Al giorno d’oggi sono sempre di più gli ostacoli che chi è alla ricerca di una nuova occupazione deve affrontare: non solo ci si trova a doversi districare nella jungla di annunci di lavoro, scremando quelli attendibili da quelli ingannevoli, a dover sopravvivere ad una selezione che vede una concorrenza sempre più spietata tra candidati pronti a sciorinare la conoscenza di 15 lingue straniere e almeno 5 Master, ma anche a dover prestare particolare attenzione a tutto ciò che pubblichiamo sulle nostre pagine social.
Ebbene sì: anche se riteniamo che i nostri account Facebook, Twitter, Instagram etc siano spazi privati, all’interno dei quali scrivere e postare ciò che ci va, non è così. Tutto ciò che pubblichiamo sui nostri account social, siano foto piuttosto che status, non sono limitati alla nostra cerchia di amici, ma potenzialmente visibili da milioni di persone.

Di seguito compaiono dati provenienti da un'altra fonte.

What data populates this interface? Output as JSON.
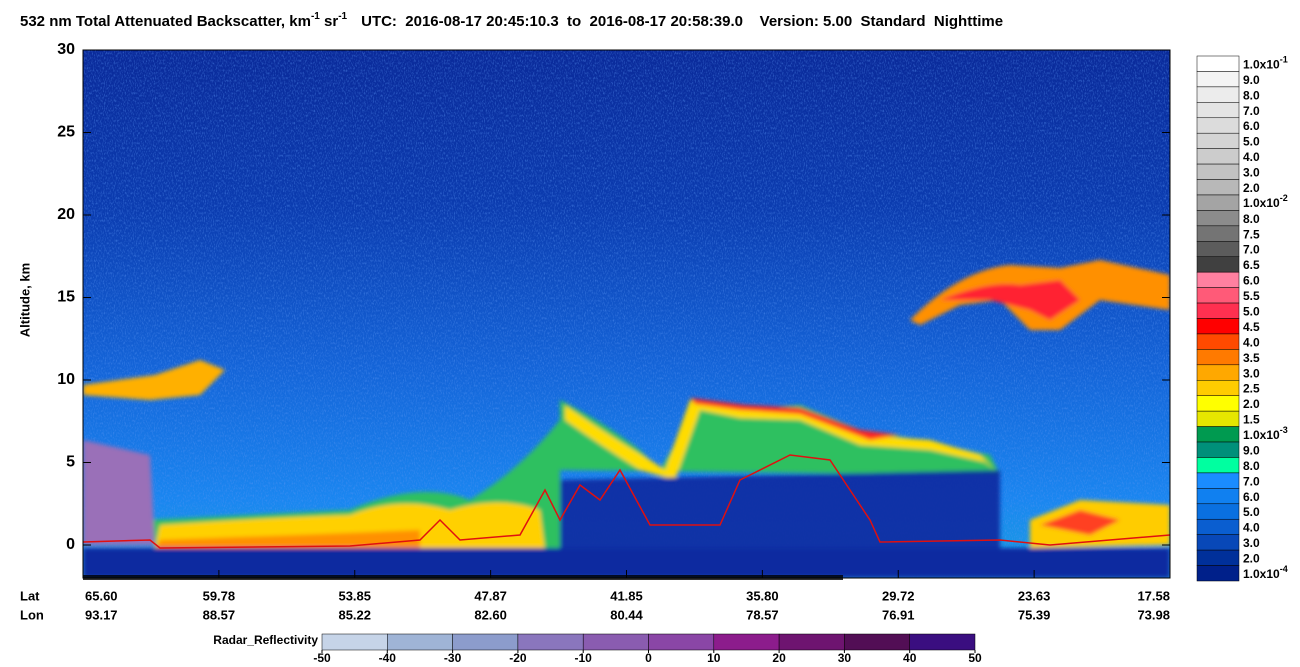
{
  "chart_data": {
    "type": "curtain",
    "title": {
      "text1": "532 nm Total Attenuated Backscatter, km",
      "sup1": "-1",
      "text2": " sr",
      "sup2": "-1"
    },
    "info": "UTC:  2016-08-17 20:45:10.3  to  2016-08-17 20:58:39.0    Version: 5.00  Standard  Nighttime",
    "y_label": "Altitude, km",
    "ylim": [
      -2,
      30
    ],
    "yticks": [
      0,
      5,
      10,
      15,
      20,
      25,
      30
    ],
    "x_labels": {
      "lat_title": "Lat",
      "lon_title": "Lon",
      "lat": [
        "65.60",
        "59.78",
        "53.85",
        "47.87",
        "41.85",
        "35.80",
        "29.72",
        "23.63",
        "17.58"
      ],
      "lon": [
        "93.17",
        "88.57",
        "85.22",
        "82.60",
        "80.44",
        "78.57",
        "76.91",
        "75.39",
        "73.98"
      ]
    },
    "colorbar": {
      "labels": [
        {
          "mantissa": "1.0x10",
          "exp": "-1"
        },
        "9.0",
        "8.0",
        "7.0",
        "6.0",
        "5.0",
        "4.0",
        "3.0",
        "2.0",
        {
          "mantissa": "1.0x10",
          "exp": "-2"
        },
        "8.0",
        "7.5",
        "7.0",
        "6.5",
        "6.0",
        "5.5",
        "5.0",
        "4.5",
        "4.0",
        "3.5",
        "3.0",
        "2.5",
        "2.0",
        "1.5",
        {
          "mantissa": "1.0x10",
          "exp": "-3"
        },
        "9.0",
        "8.0",
        "7.0",
        "6.0",
        "5.0",
        "4.0",
        "3.0",
        "2.0",
        {
          "mantissa": "1.0x10",
          "exp": "-4"
        }
      ],
      "colors": [
        "#ffffff",
        "#f4f4f4",
        "#ececec",
        "#e4e4e4",
        "#dcdcdc",
        "#d4d4d4",
        "#cccccc",
        "#c2c2c2",
        "#b8b8b8",
        "#a4a4a4",
        "#8c8c8c",
        "#747474",
        "#5c5c5c",
        "#404040",
        "#ff80a0",
        "#ff5a78",
        "#ff3050",
        "#ff0000",
        "#ff4a00",
        "#ff7a00",
        "#ffa800",
        "#ffcc00",
        "#ffff00",
        "#e6e600",
        "#009a50",
        "#00907a",
        "#00ffa0",
        "#1a8cff",
        "#1080f0",
        "#0a70e0",
        "#0a5ed0",
        "#0848b8",
        "#00309a",
        "#00208a"
      ]
    },
    "radar": {
      "title": "Radar_Reflectivity",
      "ticks": [
        -50,
        -40,
        -30,
        -20,
        -10,
        0,
        10,
        20,
        30,
        40,
        50
      ],
      "colors": [
        "#c6d4e8",
        "#9fb4d6",
        "#8c9ccc",
        "#8a76bd",
        "#8a5cb0",
        "#8a46a6",
        "#8c1c8c",
        "#6e1470",
        "#520e55",
        "#3a0e80"
      ]
    }
  }
}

A meno di non avere impostazioni di privacy che blocchino gli sguardi indiscreti sulla nostra privata.
Il tema, già studiato da qualche anno nei Paesi anglofoni, USA in primis, è quello della digital reputation, ovvero l’immagine che traspare di noi tramite i social network: appassionato di politica? Ambientalista? Fan dei Bee Gees? Tutte queste sono informazioni che, tramite ciò che condividiamo, possono arrivare ad un futuro datore di lavoro e, a seconda dei casi, avvantaggiarci o meno.
Una recente ricerca condotta da Adecco, mostra come i selezionatori siano sempre più attenti alle pagine social dei candidati e come queste ultime possano essere determinanti in fase di selezione, ad esempio per verificare il cv di un candidato.
Come fare dunque per avere una buona digital reputation ma, allo stesso tempo, avere uno spazio di condivisione social per i propri momenti privati (anche per quelli più goliardici)? La risposta che gli stessi esperti di selezione danno è quella di crearsi un profilo social professionale, come ad esempio LinkedIn, dove poter essere contattati per offerte di lavoro, e lasciare ad account protetti da privacy la propria vita personale.
Eppure, non dovremmo scordarci nemmeno delle previsioni ex. art. 8 dello Statuto dei Lavoratori secondo il quale il datore di lavoro non può in nessun modo indagare le opinioni dei lavoratori. C’è chi dice tuttavia che Internet è un altro tipo di territorio, per il quale dovrebbero essere create regole ad hoc. Per il momento, in questa indecisione normativa, non ci resta che blindare le nostre pagine personali.